Lewis Siegelbaum et Leslie Page Moch, respectivement spécialistes de la société russe et des migrations en France et en Europe de l'Ouest, se sont livrés ensemble à une relecture des mouvements de population du xxe siècle en Russie et dans l'Union soviétique. Ils se sont intéressés à «l'espace politique russe» (p. 2), terme peu commode qui rassemble à la fois l'empire tsariste, l'Urss et la Fédération de Russie. L'un des problèmes de cette définition provient de ce que l'ouvrage n'éclaire pas entièrement le rapport entre la centralité géopolitique de la Russie et la place écrasante des régions frontalières dans l'histoire des migrations eurasiennes. Les migrations rurales, les déplacements saisonniers, l'urbanisation, les mouvements professionnels ou militaires, les fuites de réfugiés, les évacuations, les déportations, les parcours d'itinérants et le nomadisme constituent les différents modèles migratoires examinés par les auteurs.

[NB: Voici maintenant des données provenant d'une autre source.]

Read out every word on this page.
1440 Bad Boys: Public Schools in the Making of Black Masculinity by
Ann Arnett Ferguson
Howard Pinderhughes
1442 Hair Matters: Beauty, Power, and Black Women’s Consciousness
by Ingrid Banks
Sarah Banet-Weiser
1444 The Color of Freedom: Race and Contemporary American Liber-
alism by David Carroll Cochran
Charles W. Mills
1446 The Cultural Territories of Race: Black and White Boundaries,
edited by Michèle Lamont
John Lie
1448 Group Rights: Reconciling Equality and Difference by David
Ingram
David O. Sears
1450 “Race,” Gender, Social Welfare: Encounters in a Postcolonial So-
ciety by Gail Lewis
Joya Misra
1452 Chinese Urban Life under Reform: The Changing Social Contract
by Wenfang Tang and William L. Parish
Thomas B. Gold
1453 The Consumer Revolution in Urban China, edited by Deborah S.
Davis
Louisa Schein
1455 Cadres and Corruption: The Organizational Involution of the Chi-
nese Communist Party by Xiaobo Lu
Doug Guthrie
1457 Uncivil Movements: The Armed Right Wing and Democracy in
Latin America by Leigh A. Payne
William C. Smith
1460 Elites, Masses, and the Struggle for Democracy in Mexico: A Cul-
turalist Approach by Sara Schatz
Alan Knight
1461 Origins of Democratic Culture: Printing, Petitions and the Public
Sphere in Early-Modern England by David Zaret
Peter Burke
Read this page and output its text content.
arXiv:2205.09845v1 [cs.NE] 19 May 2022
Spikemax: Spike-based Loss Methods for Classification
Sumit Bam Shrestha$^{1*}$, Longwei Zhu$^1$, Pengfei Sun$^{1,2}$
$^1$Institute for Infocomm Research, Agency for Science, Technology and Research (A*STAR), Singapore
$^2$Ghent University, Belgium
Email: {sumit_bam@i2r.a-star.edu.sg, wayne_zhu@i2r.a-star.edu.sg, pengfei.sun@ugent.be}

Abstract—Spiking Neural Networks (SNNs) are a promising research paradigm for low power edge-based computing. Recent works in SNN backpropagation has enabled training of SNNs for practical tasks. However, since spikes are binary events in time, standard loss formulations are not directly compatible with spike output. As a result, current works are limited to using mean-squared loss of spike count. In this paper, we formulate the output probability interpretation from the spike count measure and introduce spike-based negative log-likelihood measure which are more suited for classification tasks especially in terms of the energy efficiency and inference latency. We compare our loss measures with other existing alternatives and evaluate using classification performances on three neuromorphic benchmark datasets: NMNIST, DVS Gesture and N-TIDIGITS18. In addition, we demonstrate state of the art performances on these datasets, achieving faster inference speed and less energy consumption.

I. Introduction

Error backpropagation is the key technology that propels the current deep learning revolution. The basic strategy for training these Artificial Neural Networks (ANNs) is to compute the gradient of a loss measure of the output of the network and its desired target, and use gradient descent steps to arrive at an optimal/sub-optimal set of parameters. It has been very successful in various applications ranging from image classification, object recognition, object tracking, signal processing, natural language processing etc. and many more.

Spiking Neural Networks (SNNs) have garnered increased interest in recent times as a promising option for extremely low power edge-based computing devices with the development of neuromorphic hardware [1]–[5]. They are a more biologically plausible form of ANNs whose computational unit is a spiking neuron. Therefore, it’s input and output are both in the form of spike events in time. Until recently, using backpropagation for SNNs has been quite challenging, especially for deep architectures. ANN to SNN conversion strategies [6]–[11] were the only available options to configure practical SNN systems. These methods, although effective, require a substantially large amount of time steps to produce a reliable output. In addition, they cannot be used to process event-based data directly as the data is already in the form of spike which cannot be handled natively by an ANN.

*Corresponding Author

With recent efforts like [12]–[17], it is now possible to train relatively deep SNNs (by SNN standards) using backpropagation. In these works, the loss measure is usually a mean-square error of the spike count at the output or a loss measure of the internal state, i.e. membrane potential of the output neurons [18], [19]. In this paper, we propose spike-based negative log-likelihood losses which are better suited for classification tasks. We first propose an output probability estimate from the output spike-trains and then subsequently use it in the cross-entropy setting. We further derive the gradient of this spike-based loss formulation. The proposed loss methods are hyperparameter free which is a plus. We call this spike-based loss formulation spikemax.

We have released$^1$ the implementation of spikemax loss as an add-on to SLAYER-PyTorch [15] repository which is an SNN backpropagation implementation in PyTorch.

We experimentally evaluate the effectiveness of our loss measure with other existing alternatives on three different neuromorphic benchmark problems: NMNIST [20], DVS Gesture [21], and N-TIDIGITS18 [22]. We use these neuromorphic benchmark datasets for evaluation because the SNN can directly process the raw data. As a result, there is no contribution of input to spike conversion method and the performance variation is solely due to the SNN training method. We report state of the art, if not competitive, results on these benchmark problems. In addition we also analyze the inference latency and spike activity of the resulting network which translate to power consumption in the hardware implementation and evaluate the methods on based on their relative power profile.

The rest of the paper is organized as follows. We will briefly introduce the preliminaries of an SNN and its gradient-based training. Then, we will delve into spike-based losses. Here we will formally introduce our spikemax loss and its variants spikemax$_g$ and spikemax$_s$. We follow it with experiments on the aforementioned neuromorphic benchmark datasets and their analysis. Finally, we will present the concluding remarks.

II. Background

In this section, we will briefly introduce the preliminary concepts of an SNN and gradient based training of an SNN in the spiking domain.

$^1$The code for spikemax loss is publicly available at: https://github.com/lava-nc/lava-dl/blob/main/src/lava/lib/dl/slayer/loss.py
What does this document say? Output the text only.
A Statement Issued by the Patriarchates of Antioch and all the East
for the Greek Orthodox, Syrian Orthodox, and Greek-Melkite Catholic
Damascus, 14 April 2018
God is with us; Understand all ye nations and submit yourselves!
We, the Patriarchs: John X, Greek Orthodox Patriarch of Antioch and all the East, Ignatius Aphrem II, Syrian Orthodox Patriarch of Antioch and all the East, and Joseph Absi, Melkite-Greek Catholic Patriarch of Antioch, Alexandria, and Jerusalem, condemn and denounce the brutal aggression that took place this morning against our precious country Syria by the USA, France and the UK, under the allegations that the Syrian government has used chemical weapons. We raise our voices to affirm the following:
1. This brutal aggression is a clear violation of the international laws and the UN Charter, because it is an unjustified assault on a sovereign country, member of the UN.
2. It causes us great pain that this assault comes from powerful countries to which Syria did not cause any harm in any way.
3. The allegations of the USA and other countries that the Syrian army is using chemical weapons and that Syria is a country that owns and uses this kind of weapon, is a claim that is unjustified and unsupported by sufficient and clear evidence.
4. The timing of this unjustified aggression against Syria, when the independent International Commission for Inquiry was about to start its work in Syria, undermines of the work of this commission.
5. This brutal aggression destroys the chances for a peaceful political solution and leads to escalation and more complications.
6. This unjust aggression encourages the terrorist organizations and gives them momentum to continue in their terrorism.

L'ouvrage adopte une structure typologique, chacun des chapitres étant consacré à une forme de migration, dont l'évolution sur l'ensemble du siècle est exposée en détail. En comparaison de la typologie utilisée par Jan et Leo Lucassen, L. P. Moch et L. Siegelbaum s'attachent moins à ce que les historiens néerlandais nomment «les migrations interculturelles1», tandis que les déportations, l'itinérance et le nomadisme, qui furent beaucoup plus importants en Russie qu'en Europe de l'Ouest, occupent une part considérable de l'analyse. Si, pour plusieurs chapitres, les deux auteurs ont utilisé les sources primaires issues d'archives centrales russes, leur travail s'appuie essentiellement sur la littérature qui s'est développée depuis vingt ans, à la suite de l'ouverture relative des archives soviétiques. [End Page 1044]

Le récit se structure autour du couple de notions que constituent, dans les termes des auteurs, les «régimes» et les «répertoires» de migration. Les premiers désignent «des politiques, des pratiques et des infrastructures conçues à la fois pour produire et limiter les mouvements humains. Chacun déterminait, de façon distincte et variable, où et comment les populations étaient censées se déplacer» (p. 3). Les répertoires – concept déjà utilisé par L. P. Moch dans ses travaux sur les migrations dans la France moderne – recouvrent «les propres pratiques des migrants, leurs relations et les réseaux de contacts permettant l'adaptation à des régimes de migrations particuliers», sous l'influence de leur «origine géographique, de leur confession, de leur genre, de leurs liens familiaux, de leurs amitiés et de leur identité professionnelle» (p. 5). Selon les lieux et les époques, les régimes migratoires de l'État et les répertoires des migrants peuvent se recouper, voire coïncider, ou à l'inverse s'opposer: «si répertoires et régimes doivent s'entendre comme des notions interactives, la nature de leurs relations pouvait varier. Tandis que, dans certains cas, ceux-ci se complétaient et se renforçaient mutuellement, dans d'autres, ils se contraient et se compensaient au contraire» (p. 389). Les auteurs limitent leur analyse aux mouvements intérieurs, mais suggèrent que les connexions entre ces phénomènes propres à la Russie et «les grands courants des migrations internationales» – ceux-ci «opér[ant] en tandem» (p. 394) – fassent l'objet de recherches futures, tout comme l'influence des déplacements de population sur l'histoire des régions frontalières dans l'empire tsariste et l'Union soviétique.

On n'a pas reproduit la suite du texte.